Desde o início do mês, Trump fez várias declarações que comprometem as relações de Washington com Pequim.
O gigante asiático pareceu receber com benevolência a notícia da eleição de Trump em 8 de Novembro e, de fato, em um primeiro momento voltou as baterias contra Taiwan, atribuindo as acções do bilionário a sua "inexperiência" diplomática. Mas isto acabou nesta segunda-feira.
"A questão de Taiwan afecta a soberania e a integridade territorial da China. Está ligada aos interesses fundamentais da China. O respeito do princípio de uma só China é a base do desenvolvimento das relações China-EUA", recordou Geng.
Pequim impõe o reconhecimento deste princípio a todo país com o qual mantém relações diplomáticas.
O princípio impede qualquer independência formal de Taiwan, separada politicamente do continente desde 1949 e que Pequim deseja unificar com o restante da China.
O nome oficial de Taiwan continua sendo "República da China".
"Não entendo por que temos que estar atados a essa política, a menos que consigamos um acordo com a China sobre outros temas, incluindo o comércio", disse Trump no domingo.
O presidente eleito já havia omitido o princípio de "uma só China" no início de Dezembro, ao atender uma ligação telefónica da presidente Taiwan, Tsai Ing-wen, para irritação do governo chinês.
- Uma 'técnica de negociação'? -Com as declarações, Trump rompe com a linha de conduta seguida pelos presidentes americanos desde o estabelecimento de relações diplomáticas com Pequim em 1979, que consiste em não manter relações oficiais com a ilha, o que nunca impediu Washington de vender armas a Taiwan.
Se o governo dos Estados Unidos romper o compromisso, "o saudável e estável crescimento da relação China-EUA, assim como a cooperação bilateral em grandes áreas estariam fora de questão", advertiu o porta-voz do ministério chinês das Relações Exteriores.
A imprensa chinesa também não perdeu tempo e fez advertências ao futuro ocupante da Casa Branca.
Se o próximo presidente americano apoiar abertamente a independência de Taiwan e aumentar a venda de armas à ilha, Pequim poderia então passar a respaldar "forças hostis aos Estados Unidos", advertiu o jornal nacionalista Global Times.

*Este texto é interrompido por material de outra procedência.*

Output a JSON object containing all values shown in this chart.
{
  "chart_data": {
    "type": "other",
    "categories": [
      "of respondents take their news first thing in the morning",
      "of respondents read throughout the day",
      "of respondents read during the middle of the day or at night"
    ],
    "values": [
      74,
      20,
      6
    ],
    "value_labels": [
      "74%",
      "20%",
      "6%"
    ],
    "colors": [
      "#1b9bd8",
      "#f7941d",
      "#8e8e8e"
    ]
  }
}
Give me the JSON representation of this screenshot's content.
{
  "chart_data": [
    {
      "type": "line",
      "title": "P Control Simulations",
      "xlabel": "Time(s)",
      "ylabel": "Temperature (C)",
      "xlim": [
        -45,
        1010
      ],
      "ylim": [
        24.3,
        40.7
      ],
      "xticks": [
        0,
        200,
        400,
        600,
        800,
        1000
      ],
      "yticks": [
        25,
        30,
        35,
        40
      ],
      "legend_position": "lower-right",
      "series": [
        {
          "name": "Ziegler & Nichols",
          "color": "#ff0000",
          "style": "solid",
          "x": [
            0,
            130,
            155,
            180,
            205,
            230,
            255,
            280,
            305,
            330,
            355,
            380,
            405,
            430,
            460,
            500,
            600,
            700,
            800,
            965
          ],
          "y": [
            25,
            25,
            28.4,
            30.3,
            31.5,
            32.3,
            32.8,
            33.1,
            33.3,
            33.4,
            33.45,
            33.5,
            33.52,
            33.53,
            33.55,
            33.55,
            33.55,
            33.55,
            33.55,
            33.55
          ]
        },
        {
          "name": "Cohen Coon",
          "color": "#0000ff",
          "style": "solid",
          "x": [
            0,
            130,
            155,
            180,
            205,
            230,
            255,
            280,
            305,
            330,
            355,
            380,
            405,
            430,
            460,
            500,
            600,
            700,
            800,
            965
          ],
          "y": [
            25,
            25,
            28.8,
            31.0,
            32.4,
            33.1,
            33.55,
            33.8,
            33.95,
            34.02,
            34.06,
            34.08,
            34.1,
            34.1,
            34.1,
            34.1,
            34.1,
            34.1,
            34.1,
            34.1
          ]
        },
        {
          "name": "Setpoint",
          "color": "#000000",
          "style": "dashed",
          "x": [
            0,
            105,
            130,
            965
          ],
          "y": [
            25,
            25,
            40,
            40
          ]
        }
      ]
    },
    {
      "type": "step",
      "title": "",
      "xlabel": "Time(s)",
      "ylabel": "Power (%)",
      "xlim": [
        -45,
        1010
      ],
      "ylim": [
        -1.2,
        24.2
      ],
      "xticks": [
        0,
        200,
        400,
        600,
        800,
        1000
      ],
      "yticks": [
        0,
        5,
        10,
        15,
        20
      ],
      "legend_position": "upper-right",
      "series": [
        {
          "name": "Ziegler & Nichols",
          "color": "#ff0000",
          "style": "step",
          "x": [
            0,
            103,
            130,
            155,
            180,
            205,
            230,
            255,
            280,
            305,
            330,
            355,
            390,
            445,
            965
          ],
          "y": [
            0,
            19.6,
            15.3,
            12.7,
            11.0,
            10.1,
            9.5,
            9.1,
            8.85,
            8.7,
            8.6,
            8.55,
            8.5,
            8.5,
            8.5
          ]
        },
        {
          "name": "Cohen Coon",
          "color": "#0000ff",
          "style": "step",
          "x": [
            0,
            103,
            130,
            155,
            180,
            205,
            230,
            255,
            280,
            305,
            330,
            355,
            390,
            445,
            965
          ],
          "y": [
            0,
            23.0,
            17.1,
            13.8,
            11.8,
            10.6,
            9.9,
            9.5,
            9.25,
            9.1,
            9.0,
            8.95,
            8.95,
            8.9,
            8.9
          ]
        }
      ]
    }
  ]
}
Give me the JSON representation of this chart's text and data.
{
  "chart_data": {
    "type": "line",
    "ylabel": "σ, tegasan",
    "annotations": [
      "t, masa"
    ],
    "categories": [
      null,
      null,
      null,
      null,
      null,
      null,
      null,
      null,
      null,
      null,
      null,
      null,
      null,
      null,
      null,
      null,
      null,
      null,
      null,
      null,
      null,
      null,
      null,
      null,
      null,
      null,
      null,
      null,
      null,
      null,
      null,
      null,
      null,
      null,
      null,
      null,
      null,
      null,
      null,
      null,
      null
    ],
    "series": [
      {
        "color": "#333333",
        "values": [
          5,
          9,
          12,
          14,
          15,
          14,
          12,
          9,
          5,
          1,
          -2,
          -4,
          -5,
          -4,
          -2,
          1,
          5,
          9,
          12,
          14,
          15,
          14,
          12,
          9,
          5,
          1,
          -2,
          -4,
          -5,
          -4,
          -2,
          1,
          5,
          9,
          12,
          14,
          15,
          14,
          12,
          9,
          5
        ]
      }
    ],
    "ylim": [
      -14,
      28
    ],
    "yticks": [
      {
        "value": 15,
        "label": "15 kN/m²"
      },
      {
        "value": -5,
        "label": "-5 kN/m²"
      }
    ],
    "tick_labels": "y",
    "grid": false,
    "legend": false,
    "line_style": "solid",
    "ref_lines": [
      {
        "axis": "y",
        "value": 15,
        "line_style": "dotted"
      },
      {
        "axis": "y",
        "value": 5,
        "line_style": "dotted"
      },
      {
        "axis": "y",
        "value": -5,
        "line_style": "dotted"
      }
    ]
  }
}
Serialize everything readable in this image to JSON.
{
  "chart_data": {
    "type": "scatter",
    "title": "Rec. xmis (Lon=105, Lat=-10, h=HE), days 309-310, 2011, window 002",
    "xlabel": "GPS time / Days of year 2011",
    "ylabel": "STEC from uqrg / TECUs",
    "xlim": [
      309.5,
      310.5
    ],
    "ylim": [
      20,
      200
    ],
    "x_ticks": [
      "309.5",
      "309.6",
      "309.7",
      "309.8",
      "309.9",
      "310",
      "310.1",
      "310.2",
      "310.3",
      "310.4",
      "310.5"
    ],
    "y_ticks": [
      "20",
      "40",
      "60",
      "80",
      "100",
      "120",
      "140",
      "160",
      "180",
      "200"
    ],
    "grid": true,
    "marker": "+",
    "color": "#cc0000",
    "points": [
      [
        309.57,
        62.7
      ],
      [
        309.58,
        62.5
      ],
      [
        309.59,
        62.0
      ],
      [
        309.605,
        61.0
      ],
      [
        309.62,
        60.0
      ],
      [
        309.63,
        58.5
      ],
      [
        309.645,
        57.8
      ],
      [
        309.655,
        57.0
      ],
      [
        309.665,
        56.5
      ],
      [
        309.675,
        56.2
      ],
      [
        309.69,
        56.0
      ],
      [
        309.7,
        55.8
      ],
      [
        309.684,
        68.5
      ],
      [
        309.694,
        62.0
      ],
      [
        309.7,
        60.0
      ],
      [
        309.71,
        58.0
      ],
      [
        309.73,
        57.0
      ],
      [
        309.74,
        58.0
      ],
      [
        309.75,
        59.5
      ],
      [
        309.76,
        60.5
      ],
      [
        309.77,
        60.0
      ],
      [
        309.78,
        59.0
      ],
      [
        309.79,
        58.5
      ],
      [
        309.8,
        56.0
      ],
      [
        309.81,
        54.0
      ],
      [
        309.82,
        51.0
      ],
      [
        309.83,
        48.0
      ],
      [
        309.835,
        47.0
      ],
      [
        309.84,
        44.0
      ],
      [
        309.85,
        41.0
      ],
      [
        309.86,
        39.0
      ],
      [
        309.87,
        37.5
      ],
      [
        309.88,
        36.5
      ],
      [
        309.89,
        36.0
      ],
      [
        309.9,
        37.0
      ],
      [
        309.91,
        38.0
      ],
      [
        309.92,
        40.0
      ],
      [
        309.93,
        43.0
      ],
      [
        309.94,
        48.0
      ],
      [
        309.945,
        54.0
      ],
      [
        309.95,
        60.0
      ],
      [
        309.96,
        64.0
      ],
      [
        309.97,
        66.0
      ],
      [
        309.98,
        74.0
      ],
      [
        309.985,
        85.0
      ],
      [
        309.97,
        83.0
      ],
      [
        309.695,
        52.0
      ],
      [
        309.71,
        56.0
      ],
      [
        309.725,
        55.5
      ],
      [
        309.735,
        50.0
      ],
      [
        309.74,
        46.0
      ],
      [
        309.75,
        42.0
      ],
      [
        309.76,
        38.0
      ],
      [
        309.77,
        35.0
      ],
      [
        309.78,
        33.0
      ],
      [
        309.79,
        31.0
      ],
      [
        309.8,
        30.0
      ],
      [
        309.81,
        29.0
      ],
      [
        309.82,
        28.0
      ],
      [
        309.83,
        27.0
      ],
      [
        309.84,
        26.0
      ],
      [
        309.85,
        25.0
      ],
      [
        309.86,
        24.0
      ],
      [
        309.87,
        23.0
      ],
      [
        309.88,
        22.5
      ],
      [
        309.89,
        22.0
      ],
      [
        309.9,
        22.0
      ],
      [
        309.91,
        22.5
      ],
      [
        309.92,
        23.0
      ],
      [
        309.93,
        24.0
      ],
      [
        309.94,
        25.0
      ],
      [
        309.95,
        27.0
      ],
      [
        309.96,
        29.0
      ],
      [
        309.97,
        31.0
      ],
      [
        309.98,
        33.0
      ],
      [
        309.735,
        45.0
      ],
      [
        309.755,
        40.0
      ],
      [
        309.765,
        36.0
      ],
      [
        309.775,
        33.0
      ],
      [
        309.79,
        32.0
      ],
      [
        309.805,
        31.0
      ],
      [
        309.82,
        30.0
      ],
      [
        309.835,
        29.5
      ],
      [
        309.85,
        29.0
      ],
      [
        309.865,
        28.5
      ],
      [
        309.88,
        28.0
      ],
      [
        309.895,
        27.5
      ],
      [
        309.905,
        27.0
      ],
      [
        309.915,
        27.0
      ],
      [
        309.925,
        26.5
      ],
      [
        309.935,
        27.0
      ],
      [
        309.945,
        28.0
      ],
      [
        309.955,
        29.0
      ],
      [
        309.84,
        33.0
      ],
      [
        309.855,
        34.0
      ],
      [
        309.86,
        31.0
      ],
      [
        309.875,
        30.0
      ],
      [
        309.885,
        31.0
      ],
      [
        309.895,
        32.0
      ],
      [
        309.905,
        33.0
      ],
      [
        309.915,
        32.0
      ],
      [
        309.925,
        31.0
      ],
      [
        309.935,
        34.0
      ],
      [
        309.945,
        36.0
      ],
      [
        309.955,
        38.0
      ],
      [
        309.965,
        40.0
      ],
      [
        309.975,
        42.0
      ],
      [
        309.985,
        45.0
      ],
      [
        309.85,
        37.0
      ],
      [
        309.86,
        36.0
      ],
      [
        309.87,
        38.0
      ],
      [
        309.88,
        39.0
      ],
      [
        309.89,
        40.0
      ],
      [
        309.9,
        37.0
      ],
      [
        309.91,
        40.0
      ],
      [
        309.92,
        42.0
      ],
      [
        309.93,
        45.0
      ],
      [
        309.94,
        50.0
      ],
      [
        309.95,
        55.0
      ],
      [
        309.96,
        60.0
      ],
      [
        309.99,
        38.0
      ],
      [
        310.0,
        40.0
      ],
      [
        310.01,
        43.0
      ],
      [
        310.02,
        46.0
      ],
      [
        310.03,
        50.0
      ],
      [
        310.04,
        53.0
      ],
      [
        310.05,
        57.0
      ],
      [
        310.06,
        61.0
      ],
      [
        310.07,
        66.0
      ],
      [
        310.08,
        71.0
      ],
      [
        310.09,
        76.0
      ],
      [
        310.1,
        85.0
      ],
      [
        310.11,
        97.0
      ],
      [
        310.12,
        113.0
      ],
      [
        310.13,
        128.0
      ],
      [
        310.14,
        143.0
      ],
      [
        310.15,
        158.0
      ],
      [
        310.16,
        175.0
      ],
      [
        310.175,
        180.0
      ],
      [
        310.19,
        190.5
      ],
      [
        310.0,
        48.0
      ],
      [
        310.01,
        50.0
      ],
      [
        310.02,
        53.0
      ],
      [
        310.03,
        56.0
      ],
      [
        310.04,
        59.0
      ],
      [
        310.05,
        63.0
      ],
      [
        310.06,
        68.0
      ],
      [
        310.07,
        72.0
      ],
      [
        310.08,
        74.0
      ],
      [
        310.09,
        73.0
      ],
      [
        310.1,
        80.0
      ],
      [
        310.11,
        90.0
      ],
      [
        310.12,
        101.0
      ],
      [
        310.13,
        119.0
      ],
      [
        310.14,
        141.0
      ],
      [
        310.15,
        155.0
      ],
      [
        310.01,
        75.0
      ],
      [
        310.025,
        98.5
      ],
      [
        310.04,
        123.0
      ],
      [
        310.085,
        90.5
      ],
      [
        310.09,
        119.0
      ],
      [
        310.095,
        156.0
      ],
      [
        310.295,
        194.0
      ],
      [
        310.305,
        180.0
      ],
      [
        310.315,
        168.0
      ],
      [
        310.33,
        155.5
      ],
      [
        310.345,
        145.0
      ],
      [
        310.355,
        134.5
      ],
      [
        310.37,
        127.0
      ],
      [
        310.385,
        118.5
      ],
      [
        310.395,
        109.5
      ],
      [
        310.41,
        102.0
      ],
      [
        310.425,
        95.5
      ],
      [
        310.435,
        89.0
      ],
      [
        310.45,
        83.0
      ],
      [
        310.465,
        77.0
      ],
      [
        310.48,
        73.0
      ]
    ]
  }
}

Ao mesmo tempo, outras vozes defendem a prudência, como Wu Xinbo, especialista em relações sino-americanas na Universidade Fudan, em Xangai, que considera as declarações de Donald Trump uma "técnica de negociação".
"Ele sabe que a questão de Taiwan é extremamente delicada para a China", recorda o analista.
"Por isto ele joga esta carta, esperando obter concessões da China nas questões comerciais que o preocupam", opina.
Xinbo considera que Pequim não deveria reagir com grande intensidade.
"Deve-se esperar que tome posse (em 20 de Janeiro) e ver o que fará concretamente", destaca.
Mas a questão taiwanesa não é a única divergência do novo presidente americano com o gigante asiático. Trump já acusou Pequim de desvalorizar sua moeda para favorecer as exportações, de construir uma "enorme fortaleza" no Mar da China meridional e inclusive de não fazer o suficiente para frear as ambições nucleares da Coreia do Norte.